Verse 11, “Then they secretly induced men to say, “We have heard him speak blasphemous words against Moses and God.” They said he was arguing against the Old Testament. He was also arguing for the deity of Christ. By dismissing the saving power of the Law of Moses, he was seen as blaspheming Moses. And by identifying Jesus as God, he was blaspheming God in their minds.
He declared to them that the Law of Moses cannot save. It can only condemn. Maybe this is where Paul for the first time heard that, “By the deeds of the law, no flesh will be justified.” Maybe Paul heard for the first time that all the fullness of the Godhead dwelt bodily in Jesus Christ. To these Jews, these were blasphemous words, blasphemy against God by saying Jesus is equal to God.
So these agitated Hellenistic Jews left their synagogues and started saying that Stephen was a blasphemer. That is exactly what happened to our Lord Jesus. Verse 12, “And they stirred up the people, the elders, and the scribes; and they came upon him, seized him, and brought him to the council.” This is the Sanhedrin. This is where the false witnesses show up.
Verse 13, “They also set up false witnesses who said, “This man does not cease to speak blasphemous words against this holy place and the law.” Certainly, he was telling them the true purpose of the law, to define sin, not provide salvation. Verse 14, “for we have heard him say that this Jesus of Nazareth will destroy this place and change the customs which Moses delivered to us.”
He’s preaching on the New Testament with Jesus as Lord and Messiah. Stephen knows what they’ve done to the Lord. He knows that they have already imprisoned and beaten the apostles. He knows what’s at stake, but his courage is undiminished. Stephen says in Acts 7:51, “You men who are stiff-necked and uncircumcised in heart and ears, you are doing just what your fathers did.”
Which one of the prophets did your fathers not persecute? They killed those who had previously announced the coming of the Righteous One, whose betrayers and murderers you have now become.” Wow, this man is heroic. We see it in his character. We see it in his courage. Verse 15, “And all who sat in the council, looking steadfastly at him, saw his face as the face of an angel.”
He stands, as Moses did before his people in shining purity with the mark of divine favor on his face. And at the end of his life, he saw the glory of God, in Acts 7:55. He saw the heavens open. He saw the Son of Man standing at the right hand of God. He called on the Lord and said, “Lord Jesus, receive my spirit!” God is still looking for people who have courage and boldness that has no limit.

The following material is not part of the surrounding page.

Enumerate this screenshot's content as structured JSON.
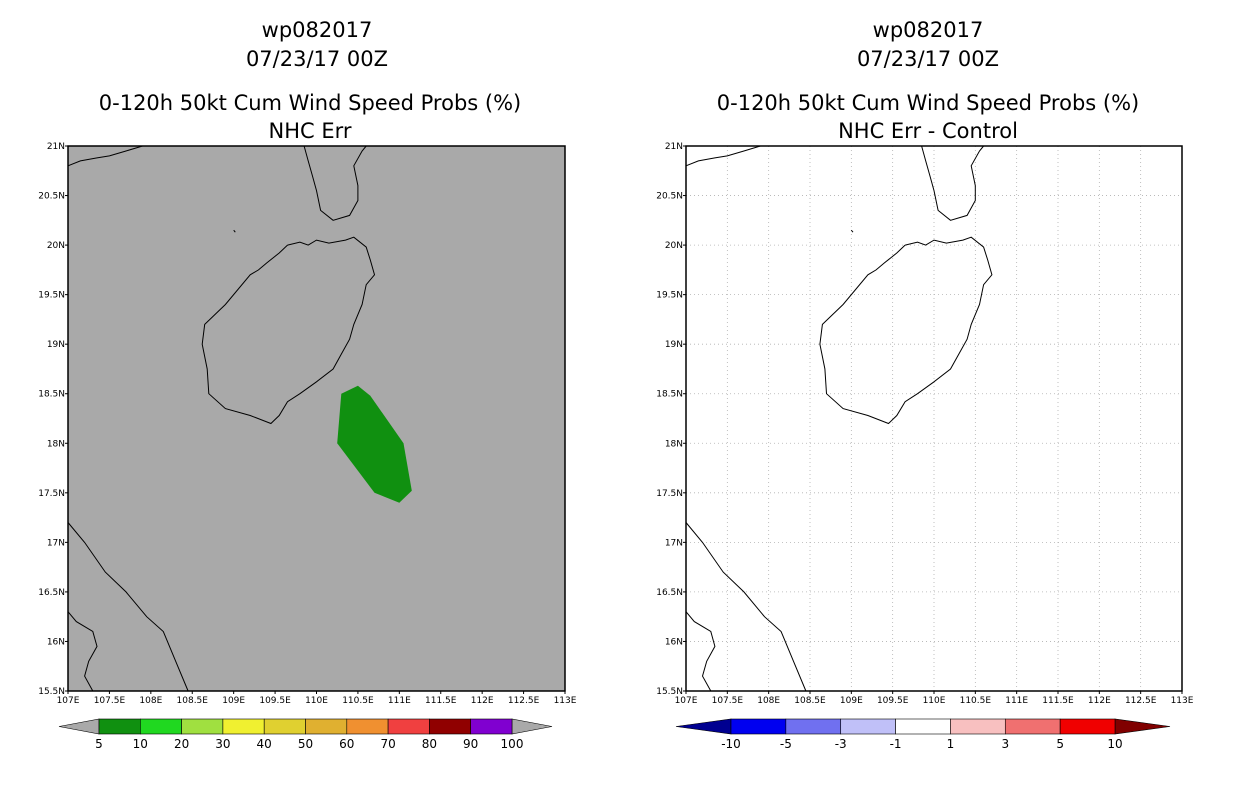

God will demonstrate His glory on the face of those people in the calm, peaceful, almost transcendent trust that comes through in the most hateful circumstances. I imagine that Saul, never forgot the face of Stephen. Maybe when he was on the Damascus Road and the Lord blinded him and said, “It’s hard for you to kick against the goads.” He may have thought of the face of Stephen. Let us pray.